Chinese companies have yet to build domestic AI data center capacity to support the use of AI applications even after the models are trained. ByteDance plans to use most of its Chinese AI chips — including Huawei’s Ascend and Cambricon — for “inference” tasks, the calculations that run large language models to generate an answer to a request.

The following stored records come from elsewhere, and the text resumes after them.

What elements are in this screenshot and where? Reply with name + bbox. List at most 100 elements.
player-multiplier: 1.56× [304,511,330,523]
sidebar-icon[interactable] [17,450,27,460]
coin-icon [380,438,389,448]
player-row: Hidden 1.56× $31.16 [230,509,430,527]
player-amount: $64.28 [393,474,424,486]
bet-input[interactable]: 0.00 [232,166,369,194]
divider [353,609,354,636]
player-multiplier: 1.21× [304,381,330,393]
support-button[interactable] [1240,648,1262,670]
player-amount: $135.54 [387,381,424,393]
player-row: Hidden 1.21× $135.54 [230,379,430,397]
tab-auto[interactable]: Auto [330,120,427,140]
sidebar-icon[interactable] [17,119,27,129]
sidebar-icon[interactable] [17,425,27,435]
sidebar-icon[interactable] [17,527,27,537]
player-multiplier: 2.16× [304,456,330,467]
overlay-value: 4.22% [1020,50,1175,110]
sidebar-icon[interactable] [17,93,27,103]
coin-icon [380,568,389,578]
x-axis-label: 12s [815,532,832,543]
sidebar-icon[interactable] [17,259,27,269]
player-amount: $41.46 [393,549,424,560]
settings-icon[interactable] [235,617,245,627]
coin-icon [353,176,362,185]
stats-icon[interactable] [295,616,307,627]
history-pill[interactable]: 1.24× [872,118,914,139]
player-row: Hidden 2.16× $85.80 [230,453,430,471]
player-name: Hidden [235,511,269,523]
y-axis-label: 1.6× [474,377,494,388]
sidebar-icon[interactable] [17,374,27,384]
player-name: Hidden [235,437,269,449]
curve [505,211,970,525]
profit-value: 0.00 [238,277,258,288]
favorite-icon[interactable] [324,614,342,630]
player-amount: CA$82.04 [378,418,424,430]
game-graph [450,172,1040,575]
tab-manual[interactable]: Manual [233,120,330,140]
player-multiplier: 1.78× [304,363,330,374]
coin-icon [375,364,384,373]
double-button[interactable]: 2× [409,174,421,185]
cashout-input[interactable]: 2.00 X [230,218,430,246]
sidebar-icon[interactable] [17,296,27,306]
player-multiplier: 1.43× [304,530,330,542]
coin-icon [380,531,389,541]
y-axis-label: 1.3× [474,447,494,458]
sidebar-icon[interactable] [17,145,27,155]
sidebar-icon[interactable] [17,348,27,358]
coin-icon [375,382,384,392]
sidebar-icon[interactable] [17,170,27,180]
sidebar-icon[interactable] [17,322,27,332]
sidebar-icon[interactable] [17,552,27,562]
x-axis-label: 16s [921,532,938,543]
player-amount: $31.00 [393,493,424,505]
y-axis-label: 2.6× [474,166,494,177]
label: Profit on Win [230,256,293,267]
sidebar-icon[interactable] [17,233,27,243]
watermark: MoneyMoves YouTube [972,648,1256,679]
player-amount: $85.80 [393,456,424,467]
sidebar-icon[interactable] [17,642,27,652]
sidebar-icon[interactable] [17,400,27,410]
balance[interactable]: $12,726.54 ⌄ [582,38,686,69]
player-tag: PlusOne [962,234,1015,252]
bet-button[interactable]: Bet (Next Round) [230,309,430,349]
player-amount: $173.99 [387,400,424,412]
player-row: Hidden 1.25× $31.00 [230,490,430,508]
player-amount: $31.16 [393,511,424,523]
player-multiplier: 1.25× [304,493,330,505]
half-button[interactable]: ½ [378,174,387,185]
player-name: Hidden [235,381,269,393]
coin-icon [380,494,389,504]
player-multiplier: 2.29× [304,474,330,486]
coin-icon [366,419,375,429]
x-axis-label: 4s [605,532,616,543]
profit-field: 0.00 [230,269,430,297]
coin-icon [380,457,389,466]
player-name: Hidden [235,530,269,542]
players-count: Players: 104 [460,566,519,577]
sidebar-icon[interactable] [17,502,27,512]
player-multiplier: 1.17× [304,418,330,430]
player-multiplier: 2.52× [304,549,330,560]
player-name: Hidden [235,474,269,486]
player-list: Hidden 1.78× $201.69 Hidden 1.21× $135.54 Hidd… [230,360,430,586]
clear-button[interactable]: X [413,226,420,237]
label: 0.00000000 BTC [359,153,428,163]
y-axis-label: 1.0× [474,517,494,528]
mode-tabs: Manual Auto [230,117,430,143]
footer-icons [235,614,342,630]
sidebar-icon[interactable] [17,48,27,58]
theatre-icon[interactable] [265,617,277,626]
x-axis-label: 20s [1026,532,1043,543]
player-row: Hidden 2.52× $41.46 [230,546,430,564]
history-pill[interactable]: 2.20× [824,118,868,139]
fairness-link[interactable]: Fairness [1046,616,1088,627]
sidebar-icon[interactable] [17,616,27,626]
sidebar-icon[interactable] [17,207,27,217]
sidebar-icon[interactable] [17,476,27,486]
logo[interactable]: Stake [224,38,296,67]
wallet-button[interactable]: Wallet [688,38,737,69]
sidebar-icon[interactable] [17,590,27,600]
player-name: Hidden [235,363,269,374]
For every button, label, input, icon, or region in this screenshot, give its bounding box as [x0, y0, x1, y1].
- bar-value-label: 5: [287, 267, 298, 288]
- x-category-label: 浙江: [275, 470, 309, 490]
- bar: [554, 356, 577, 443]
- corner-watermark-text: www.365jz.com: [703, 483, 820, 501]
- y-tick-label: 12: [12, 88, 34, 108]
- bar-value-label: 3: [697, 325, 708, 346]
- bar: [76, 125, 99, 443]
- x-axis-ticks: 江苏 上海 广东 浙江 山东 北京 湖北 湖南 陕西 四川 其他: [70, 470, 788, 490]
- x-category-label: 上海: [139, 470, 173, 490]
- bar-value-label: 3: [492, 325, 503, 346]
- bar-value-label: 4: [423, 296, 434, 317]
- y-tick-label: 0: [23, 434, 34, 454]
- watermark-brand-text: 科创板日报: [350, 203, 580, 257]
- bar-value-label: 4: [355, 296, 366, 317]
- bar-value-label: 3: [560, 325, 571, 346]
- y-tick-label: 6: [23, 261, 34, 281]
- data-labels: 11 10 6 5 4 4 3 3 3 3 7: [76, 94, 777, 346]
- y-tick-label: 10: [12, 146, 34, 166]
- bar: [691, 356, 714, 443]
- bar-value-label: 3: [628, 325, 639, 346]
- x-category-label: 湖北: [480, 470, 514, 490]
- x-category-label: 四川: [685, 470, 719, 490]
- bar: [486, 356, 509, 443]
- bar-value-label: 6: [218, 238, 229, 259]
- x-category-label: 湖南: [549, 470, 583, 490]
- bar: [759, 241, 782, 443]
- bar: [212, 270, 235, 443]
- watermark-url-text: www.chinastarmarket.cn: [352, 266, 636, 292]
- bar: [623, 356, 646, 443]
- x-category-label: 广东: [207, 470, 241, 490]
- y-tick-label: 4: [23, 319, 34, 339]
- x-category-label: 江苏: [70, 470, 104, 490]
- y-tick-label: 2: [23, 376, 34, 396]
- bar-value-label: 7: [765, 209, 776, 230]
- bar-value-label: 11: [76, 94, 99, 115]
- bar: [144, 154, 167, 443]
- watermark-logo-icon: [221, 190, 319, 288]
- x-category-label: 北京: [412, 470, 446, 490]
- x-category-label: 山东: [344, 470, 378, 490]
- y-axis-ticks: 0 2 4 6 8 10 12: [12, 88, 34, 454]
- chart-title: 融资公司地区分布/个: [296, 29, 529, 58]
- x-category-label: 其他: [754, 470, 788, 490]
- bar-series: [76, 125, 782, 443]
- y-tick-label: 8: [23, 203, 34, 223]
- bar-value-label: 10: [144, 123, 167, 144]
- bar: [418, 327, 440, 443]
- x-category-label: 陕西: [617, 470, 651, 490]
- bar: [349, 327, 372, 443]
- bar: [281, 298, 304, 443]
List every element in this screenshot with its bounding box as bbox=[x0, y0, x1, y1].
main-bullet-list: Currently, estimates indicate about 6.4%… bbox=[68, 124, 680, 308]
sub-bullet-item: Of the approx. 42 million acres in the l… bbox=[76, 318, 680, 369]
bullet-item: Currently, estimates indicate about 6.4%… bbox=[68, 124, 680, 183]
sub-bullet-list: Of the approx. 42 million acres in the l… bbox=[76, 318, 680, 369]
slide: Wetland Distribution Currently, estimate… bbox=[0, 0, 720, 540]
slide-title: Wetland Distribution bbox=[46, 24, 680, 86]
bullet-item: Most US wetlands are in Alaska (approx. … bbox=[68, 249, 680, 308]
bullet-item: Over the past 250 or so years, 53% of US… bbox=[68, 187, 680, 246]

ByteDance released its Doubao chatbot in August 2023, and the app has become the most popular AI app in China, according to analytics website Aicpb.com. Doubao, which means “seat bag” in Chinese, had 71 million regular monthly active users in December. OpenAI has 300 million weekly active users worldwide.
They are led by Microsoft and Amazon
Nvidia reported $11.6 billion in revenue from China, including Hong Kong, during the first three quarters of 2024, or about 13 percent of its global revenue, according to company filings.
ByteDance is by far Nvidia’s biggest client in China. TikTok’s parent company can only buy less advanced chips for Chinese data centers, such as Nvidia’s H20, a specialized and less powerful version of its GPU that is tailored to meet US export regulations.
According to the estimates of technology consulting company Omdia, in 2024 it ordered about 230,000 Nvidia chips, mostly H20. For comparison, last year Microsoft bought 485,000 more advanced Hopper chips and 224,000 chips were acquired by Meta.
According to Omdia, technology companies worldwide will spend an estimated $229 billion on servers in 2024. The highest capital expenditures were Microsoft at $31 billion and Amazon at $26 billion.
Additional information was provided by Ryan McMorrow in Beijing andDemetri Sevastopulo in Washington.